Türkiye ve Yunanistan arasında, Ege Denizi’ndeki ulusal sınırların saptanmasında, geleneksel deniz hukuku ilkeleri göz önünde bulundurularak,  3 millik kural temel kabul edilmiş ve Lozan Barış Antlaşması sırasında iki ülke arasındaki denge ve sınır, bu 3 millik kurala göre saptanmıştır. [1]

Türkiye ve Yunanistan arasında fiili olarak saptanan 3 millik ulusal karasuları sınırı, 1930’ların ikinci yarısından itibaren değişmiştir. Yunanistan, 1936 yılında almış olduğu bir kararla ulusal karasuları sınırını 6 mil olarak saptamıştır.[2] Yunanistan’ın bu kararı, Türkiye ve Yunanistan arasındaki yakınlaşmanın dorukta olduğu ve İtalya’nın Akdeniz’de bir tehlike olarak belirdiği dönemde, pek fazla önemsenmemiştir.[3] Türkiye açısından ulusal karasularının 6 mile genişletilmesi durumu ise, ancak 1964 yılında gerçekleşebilmiştir. 1964 yılında kabul edilen 476 sayılı Karasuları Kanunu ile Türk karasularının genişliği 6 mil olarak saptanmış, ayrıca karşılıklılık esası kabul edilmiştir. Buna göre Türkiye, ulusal karasuları sınırını 6 milden geniş olarak belirlemiş ülkelere karşı, bu ülkelerin kabul etmiş oldukları karasuları sınırını uygulayacaktır. Uygulamada bu ilke, Karadeniz ve Akdeniz’de 12 mil olarak gerçekleşmiştir.
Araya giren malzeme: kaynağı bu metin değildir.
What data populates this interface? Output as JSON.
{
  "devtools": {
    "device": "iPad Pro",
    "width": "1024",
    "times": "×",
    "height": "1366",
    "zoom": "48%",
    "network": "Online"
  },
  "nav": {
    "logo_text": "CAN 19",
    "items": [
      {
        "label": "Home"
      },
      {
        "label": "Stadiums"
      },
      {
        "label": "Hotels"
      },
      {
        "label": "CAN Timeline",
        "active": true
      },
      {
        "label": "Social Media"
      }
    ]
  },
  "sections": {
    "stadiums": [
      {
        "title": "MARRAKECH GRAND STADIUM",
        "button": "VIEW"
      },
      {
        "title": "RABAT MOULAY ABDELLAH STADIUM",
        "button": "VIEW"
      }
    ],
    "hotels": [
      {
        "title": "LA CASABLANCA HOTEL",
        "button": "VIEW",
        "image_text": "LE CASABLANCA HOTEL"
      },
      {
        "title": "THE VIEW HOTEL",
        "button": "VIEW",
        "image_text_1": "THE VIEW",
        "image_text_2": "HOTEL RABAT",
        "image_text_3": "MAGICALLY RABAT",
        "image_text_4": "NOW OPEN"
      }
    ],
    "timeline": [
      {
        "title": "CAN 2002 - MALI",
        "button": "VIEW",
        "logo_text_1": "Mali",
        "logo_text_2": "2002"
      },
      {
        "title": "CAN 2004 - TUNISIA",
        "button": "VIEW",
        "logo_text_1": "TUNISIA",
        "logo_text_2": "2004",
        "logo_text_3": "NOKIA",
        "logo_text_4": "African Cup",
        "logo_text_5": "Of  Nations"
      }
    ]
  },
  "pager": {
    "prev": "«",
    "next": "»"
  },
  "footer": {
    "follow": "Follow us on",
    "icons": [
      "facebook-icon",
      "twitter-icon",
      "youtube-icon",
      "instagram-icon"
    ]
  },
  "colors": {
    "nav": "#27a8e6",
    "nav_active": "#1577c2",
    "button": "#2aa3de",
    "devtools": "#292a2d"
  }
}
1964 yılından itibaren, hem Yunanistan’ın hem de Türkiye’nin ulusal karasuları sınırlarını 6 mil olarak belirtmelerinden sonra Ege Denizi’nde paylaşım şu şekilde gerçekleşmiştir; Yunanistan, Ege’deki 3000 dolayındaki ada ve adacıklara sahip olmasından kaynaklanan bir avantajla yaklaşık % 35, Türkiye ise % 8,8 oranında bir paya sahip olmuşlardır.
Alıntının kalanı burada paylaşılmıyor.